Lesotho’s Mountain Gamble: A $6.2 Billion Bet on Hydropower and AI

Lesotho is not a name that typically appears in conversations about the global artificial intelligence race. A landlocked mountain kingdom of roughly 2.3 million people, entirely surrounded by South Africa, with an economy smaller than many mid-sized cities — it is an unlikely candidate for a headline-grabbing tech infrastructure deal. And yet that is precisely what has happened.
The Lesotho government has signed a binding $6.2 billion agreement with US-based Convalt Energy to build the Kobong Hydropower and AI Data Centre Project, a combined development near the Kobong Dam in the mountainous Mokhotlong district. The plan calls for at least 1,200 megawatts of renewable hydropower, alongside up to 4.6 gigawatts of solar generation and 4 gigawatt-hours of battery storage, all feeding a green-powered data centre designed to serve regional and international digital demand. To put the scale in perspective: the investment is worth nearly three times Lesotho’s entire annual GDP, and it would represent more than a sixteen-fold increase over the country’s current electricity generation capacity, which currently relies heavily on imports from South Africa’s Eskom.

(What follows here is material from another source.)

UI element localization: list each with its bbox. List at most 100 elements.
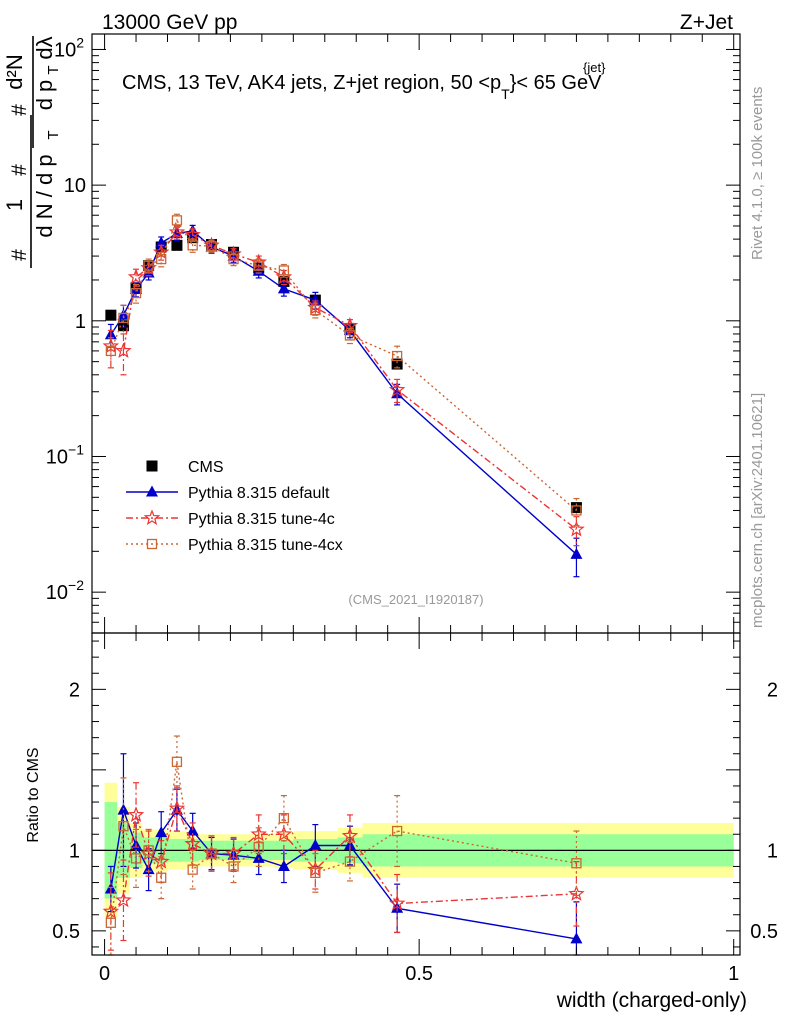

Why should business leaders elsewhere on the continent pay attention to a project in one of Africa’s smallest economies? Because it captures, in one deal, two of the defining forces reshaping global infrastructure investment: the insatiable appetite for AI computing power, and the recognition that reliable, low-carbon electricity is now the binding constraint on where that computing power gets built. Data centre developers worldwide have run into the same wall — plenty of demand for AI infrastructure, not enough clean power to run it. Lesotho’s pitch is to solve both problems at once, pairing dedicated hydropower generation directly with the facility it powers, an integrated model that sidesteps the grid bottlenecks that have delayed similar projects elsewhere.
There is also a quieter geopolitical story here. Convalt’s arrival marks a notable return of American private capital into African infrastructure, a sector where Chinese state-backed firms have dominated for years under Belt and Road-style financing. The US Embassy in Lesotho has framed the deal as one that will generate substantial American manufacturing exports alongside local jobs, clean energy, and economic development — a rare instance of Washington and a small African state finding mutual commercial interest at this scale.

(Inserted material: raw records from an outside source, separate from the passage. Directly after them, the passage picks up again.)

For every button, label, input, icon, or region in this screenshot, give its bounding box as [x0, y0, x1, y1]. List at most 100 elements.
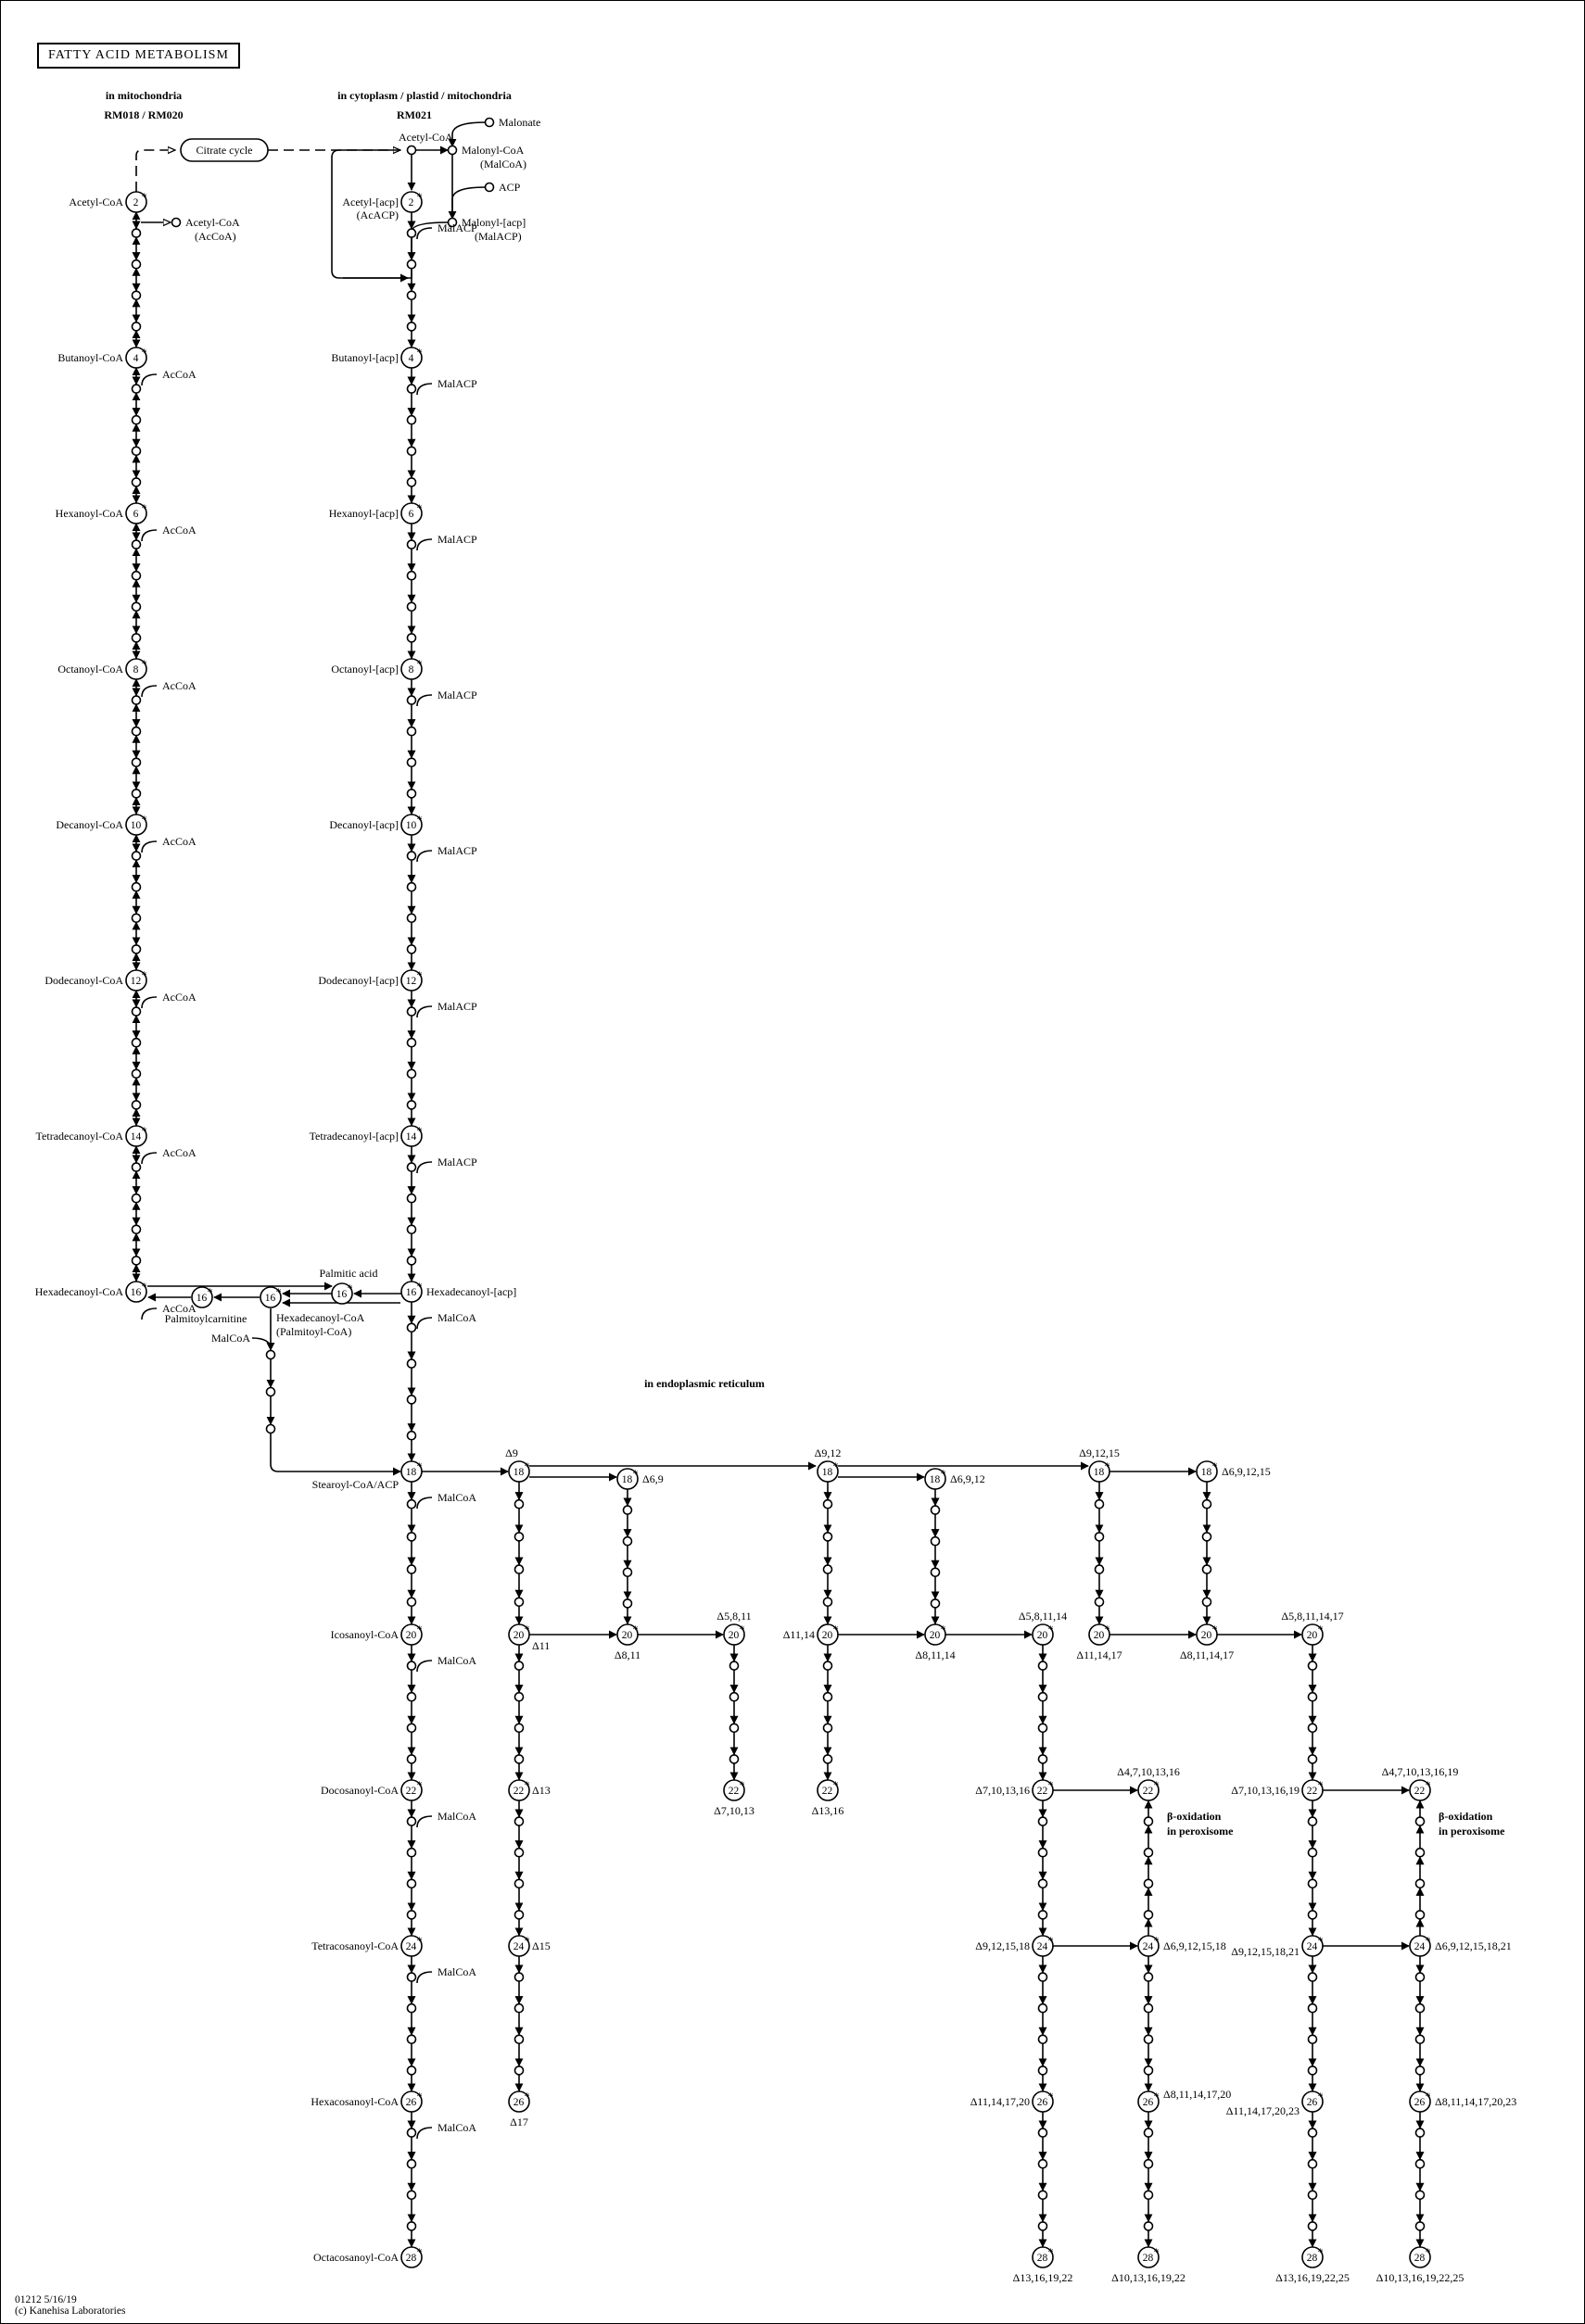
chain-length-label: 22	[729, 1786, 740, 1797]
chain-length-label: 20	[514, 1630, 525, 1641]
intermediate-node	[1037, 1661, 1048, 1671]
carbon-marker: *	[1154, 2090, 1160, 2103]
intermediate-node	[1307, 2158, 1318, 2169]
intermediate-node	[406, 290, 417, 301]
intermediate-node	[1307, 1878, 1318, 1889]
intermediate-node	[131, 726, 142, 737]
intermediate-node	[622, 1567, 633, 1578]
intermediate-node	[406, 1498, 417, 1509]
intermediate-node	[406, 1068, 417, 1080]
intermediate-node	[1307, 2065, 1318, 2076]
chain-length-label: 2	[409, 197, 414, 208]
chain-length-label: 18	[514, 1467, 525, 1478]
intermediate-node	[406, 1532, 417, 1542]
intermediate-node	[406, 1723, 417, 1734]
intermediate-node	[131, 570, 142, 581]
chain-length-label: 26	[514, 2097, 525, 2108]
palmitic-acid-label: Palmitic acid	[320, 1267, 378, 1280]
intermediate-node	[1037, 1847, 1048, 1858]
intermediate-node	[1307, 2002, 1318, 2014]
intermediate-node	[406, 881, 417, 892]
intermediate-node	[406, 1193, 417, 1204]
intermediate-node	[1307, 1910, 1318, 1920]
chain-length-label: 16	[336, 1289, 348, 1300]
chain-length-label: 28	[1307, 2253, 1318, 2264]
delta-label: Δ11,14	[783, 1628, 815, 1641]
carbon-marker: *	[142, 1280, 147, 1293]
side-substrate-label: AcCoA	[162, 991, 197, 1004]
intermediate-node	[1094, 1597, 1105, 1608]
compound-circle	[1032, 1935, 1054, 1957]
carbon-marker: *	[941, 1623, 946, 1636]
intermediate-node	[406, 726, 417, 737]
middle-compound-label: Tetracosanoyl-CoA	[311, 1939, 399, 1952]
side-reaction-hook	[416, 694, 433, 707]
intermediate-node	[622, 1598, 633, 1609]
intermediate-node	[1143, 1816, 1154, 1826]
chain-length-label: 4	[409, 353, 414, 364]
intermediate-node	[406, 1224, 417, 1235]
chain-length-label: 6	[133, 509, 139, 520]
middle-compound-label: Docosanoyl-CoA	[321, 1784, 399, 1797]
carbon-marker: *	[525, 1934, 530, 1947]
delta-label: Δ15	[532, 1939, 551, 1952]
intermediate-node	[514, 1816, 525, 1826]
delta-label: Δ8,11,14	[915, 1648, 955, 1661]
delta-label: Δ11,14,17,20,23	[1226, 2104, 1300, 2117]
compound-circle	[1032, 2246, 1054, 2268]
intermediate-node	[406, 913, 417, 924]
intermediate-node	[406, 2221, 417, 2231]
chain-length-label: 20	[729, 1630, 740, 1641]
chain-length-label: 20	[822, 1630, 833, 1641]
side-substrate-label: MalCoA	[437, 1965, 476, 1978]
carbon-marker: *	[417, 968, 423, 981]
chain-length-label: 10	[131, 820, 142, 831]
compound-circle	[125, 969, 147, 991]
chain-length-label: 18	[1201, 1467, 1212, 1478]
chain-length-label: 22	[822, 1786, 833, 1797]
carbon-marker: *	[142, 190, 147, 203]
delta-label: Δ8,11,14,17	[1180, 1648, 1234, 1661]
intermediate-node	[1414, 1847, 1426, 1858]
carbon-marker: *	[417, 1778, 423, 1791]
intermediate-node	[822, 1723, 833, 1734]
intermediate-node	[131, 913, 142, 924]
malonate-to-malonylcoa	[448, 121, 487, 147]
chain-length-label: 24	[1414, 1941, 1426, 1952]
compound-circle	[1409, 2090, 1431, 2113]
carbon-marker: *	[525, 1778, 530, 1791]
side-substrate-label: MalACP	[437, 1000, 477, 1013]
intermediate-node	[406, 446, 417, 457]
intermediate-node	[406, 1006, 417, 1017]
intermediate-node	[406, 322, 417, 332]
chain-length-label: 22	[514, 1786, 525, 1797]
side-substrate-label: MalCoA	[437, 1654, 476, 1667]
chain-length-label: 26	[1414, 2097, 1426, 2108]
intermediate-node	[822, 1691, 833, 1702]
chain-length-label: 14	[406, 1131, 417, 1143]
intermediate-node	[131, 446, 142, 457]
intermediate-node	[514, 2002, 525, 2014]
side-substrate-label: MalACP	[437, 844, 477, 857]
carbon-marker: *	[142, 657, 147, 670]
chain-length-label: 16	[197, 1293, 208, 1304]
compound-circle	[508, 1935, 530, 1957]
chain-length-label: 4	[133, 353, 139, 364]
compound-circle	[817, 1623, 839, 1646]
intermediate-node	[447, 145, 458, 156]
intermediate-node	[406, 1162, 417, 1172]
module-cytoplasm: RM021	[397, 108, 432, 121]
intermediate-node	[484, 182, 495, 193]
intermediate-node	[265, 1349, 276, 1360]
compound-circle	[125, 1281, 147, 1303]
intermediate-node	[514, 1597, 525, 1608]
credits-copyright: (c) Kanehisa Laboratories	[15, 2305, 126, 2317]
chain-length-label: 14	[131, 1131, 142, 1143]
credits: 01212 5/16/19 (c) Kanehisa Laboratories	[15, 2294, 125, 2317]
carbon-marker: *	[142, 813, 147, 826]
delta-label: Δ9,12,15,18	[975, 1939, 1030, 1952]
compound-circle	[616, 1468, 639, 1490]
intermediate-node	[406, 2128, 417, 2138]
intermediate-node	[131, 1100, 142, 1110]
intermediate-node	[822, 1564, 833, 1574]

Government officials in Maseru have been careful to temper expectations. This is a binding memorandum of understanding, not a final construction commitment, and feasibility studies, environmental assessments, and financing arrangements all still need to be completed before ground is broken, with construction not expected to begin until 2029. Convalt itself is a relatively young company whose largest completed project to date is a modest 8-megawatt facility in India, a gap between ambition and track record that serious investors will be watching closely.
But even accounting for that healthy scepticism, the signal is hard to ignore. If even a fraction of this project materialises, Lesotho could shift from being a net importer of electricity to a regional power exporter and a genuine node in Africa’s digital economy — proof that scale of opportunity, not size of country, is what increasingly attracts the world’s biggest infrastructure bets.